Example 2 - The client immediately performs a lookup when connecting to the network
There is may be no network table entry, so far. Chances are high that there isn't even a (complete) ARP/neigh entry when the device freshly joined the network, so FTL can only see its IP address.
Neither MAC nor host name will be available at this point and I don't think there's something we can really do about this. Hence, if a client is configured through MAC or host names, we will miss the configuration at this point and (wrongfully) attribute it to the default group.
We can "compensate" for the miss by triggering a re-grouping inside FTL when we are able to gather information about the client. However, this still means that a client would be able to do lookups it should not do (because usually blocked by, e.g., gravity) for some (short but maybe up to one minute) period of time. I don't think this is good.

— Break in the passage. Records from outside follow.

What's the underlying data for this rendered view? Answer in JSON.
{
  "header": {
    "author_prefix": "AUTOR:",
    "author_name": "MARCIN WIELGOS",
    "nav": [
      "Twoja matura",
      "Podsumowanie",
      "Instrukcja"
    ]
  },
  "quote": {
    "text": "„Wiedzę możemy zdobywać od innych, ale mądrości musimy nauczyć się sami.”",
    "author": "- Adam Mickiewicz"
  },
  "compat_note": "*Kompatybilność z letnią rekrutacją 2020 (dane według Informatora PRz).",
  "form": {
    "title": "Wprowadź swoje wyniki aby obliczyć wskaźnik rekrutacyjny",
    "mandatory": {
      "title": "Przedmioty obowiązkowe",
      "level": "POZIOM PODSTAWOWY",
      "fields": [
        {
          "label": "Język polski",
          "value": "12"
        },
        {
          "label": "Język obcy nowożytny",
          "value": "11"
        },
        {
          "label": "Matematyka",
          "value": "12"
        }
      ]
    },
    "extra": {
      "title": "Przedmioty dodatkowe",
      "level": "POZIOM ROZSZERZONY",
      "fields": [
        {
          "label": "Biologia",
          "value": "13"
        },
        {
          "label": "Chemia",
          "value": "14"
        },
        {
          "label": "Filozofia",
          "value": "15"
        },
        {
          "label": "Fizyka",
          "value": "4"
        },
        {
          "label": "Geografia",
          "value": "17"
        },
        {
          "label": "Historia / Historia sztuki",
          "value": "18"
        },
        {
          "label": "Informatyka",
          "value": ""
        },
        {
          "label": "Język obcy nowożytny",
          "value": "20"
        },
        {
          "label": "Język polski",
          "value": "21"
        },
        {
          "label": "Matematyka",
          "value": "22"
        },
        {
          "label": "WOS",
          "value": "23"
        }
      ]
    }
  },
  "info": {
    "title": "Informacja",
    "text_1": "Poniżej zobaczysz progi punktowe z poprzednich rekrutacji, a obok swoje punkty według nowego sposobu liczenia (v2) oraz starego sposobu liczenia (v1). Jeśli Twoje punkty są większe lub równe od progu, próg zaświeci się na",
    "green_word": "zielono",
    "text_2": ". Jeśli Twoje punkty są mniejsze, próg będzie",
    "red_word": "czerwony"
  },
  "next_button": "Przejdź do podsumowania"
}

And, before you ask, we can neither do a lookup for the host name when we first see a client appearing. The reason for this is that we are already processing an incoming query (said client is asking the DNS server something). FTLis now processing and trying to find out what to do with this client (to to reply may depend on the assigned groups). Unfortunately, we cannot run concurrent queries when we're still in this incoming query. Hence we cannot make lookups for hostnames while we're still in the loop of processing a running query (the DNS infrastructure is locked).
As you said, this is the same limitation for MAC and hostname - which doesn't speak against implementing the hostname approach when MAC is implemented.
For both pihole needs to
As the network table is updated every minute you could trigger a "re-groupping" immediately afterwards. This would also compensate for
I agree from a technical point of view - from a user's point of view I don't care. When I had no pihole all devices could contact whatever they wanted. I would rather have this trade-off (small amount of time wrongly assigned clients) than to miss this feature. I know you want pihole to be perfect - I guess for most it is sufficient when it is really good.